Another was learning about other countries’ different legal systems from the Bank’s lawyers.
“Through a colleague who doubles as the head of the Anti-Corruption section of the American Bar Association, I also got to attend fireside-style chats with the head of the main French and Swedish anti-corruption agencies, and even MC’d an event with my South Korean prosecutor colleague, where he explained the ins-and-outs of Korean anti-corruption law.”
Nick says the ANU/World Bank Scholarship – applications for which close on 17 March – is a remarkable opportunity for young law students.
“We really are privileged to be able to experience work at an international institution as undergraduates, and what’s more, ANU alum Matt Harvey — who helped set up and continues to invest so much of his time and energy into the program — ensures we are exposed to the full richness and variety of work that INT engages in,” Nick says.
“I think one of the most important aspects of the scholarship is also that it has been designed to be as accessible as possible to students regardless of socio-economic means.
“The College generously supports you to live and work in DC, and this opens many doorways that might otherwise be out of reach for financial reasons.
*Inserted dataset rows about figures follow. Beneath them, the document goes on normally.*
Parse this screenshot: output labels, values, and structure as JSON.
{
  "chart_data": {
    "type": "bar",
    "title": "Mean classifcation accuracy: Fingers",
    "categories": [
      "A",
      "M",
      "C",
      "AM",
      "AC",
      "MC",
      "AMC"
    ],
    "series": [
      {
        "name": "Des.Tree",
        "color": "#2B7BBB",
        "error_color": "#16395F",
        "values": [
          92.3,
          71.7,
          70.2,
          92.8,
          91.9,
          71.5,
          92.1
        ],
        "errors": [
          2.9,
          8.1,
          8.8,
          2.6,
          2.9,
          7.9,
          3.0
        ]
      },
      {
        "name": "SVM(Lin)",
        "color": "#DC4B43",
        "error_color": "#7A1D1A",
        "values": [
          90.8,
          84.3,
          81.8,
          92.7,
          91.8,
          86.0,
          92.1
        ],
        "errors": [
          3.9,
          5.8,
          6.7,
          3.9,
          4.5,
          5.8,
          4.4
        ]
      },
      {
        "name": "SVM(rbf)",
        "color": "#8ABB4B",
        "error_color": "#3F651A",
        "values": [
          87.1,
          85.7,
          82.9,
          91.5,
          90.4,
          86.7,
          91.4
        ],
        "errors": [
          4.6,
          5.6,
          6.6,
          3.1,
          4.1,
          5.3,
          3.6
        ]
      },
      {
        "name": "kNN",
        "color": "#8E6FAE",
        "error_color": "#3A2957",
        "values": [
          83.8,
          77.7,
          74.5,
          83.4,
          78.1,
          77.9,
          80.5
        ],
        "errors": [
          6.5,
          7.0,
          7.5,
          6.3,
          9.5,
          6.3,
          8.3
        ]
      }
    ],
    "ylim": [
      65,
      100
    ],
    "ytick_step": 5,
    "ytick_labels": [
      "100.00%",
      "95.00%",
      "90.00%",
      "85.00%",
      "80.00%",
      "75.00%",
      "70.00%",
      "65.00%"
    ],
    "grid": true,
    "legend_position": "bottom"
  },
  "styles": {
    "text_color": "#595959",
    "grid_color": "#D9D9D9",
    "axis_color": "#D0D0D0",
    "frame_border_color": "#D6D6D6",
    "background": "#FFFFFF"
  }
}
A lot of opportunities and avenues for entry into the Bank and other international organisations can be structurally biased towards those who are able to self-fund unpaid internships, or who are just better positioned because of geography or personal connections to access these pathways.
“The financial and logistical support that the College provides is really commendable because it opens up a channel for young Australian lawyers-to-be to overcome those barriers and gain a foothold in international legal work.
“I just want to express thanks to the College, INT, Matt Harvey, Jo Ford, and everyone who has been instrumental in keeping the ANU/World Bank Scholarship flourishing.
“It’s a really exciting time to be a Law student at ANU, with so many more doorways opening up for overseas opportunities. Part of me wishes that I could be a first-year again, but on the whole, I’m glad I chose to move down from Brisbane all those years ago and enrol in ANU Law. It’s amazing where an ANU Law degree can take you.”
It’s taking Nick to Hong Kong in April, where he’s starting as a graduate with King & Wood Mallesons. He’ll be training to be a Hong Kong-registered lawyer, and has begun his Graduate Diploma of Legal Practice (GDLP).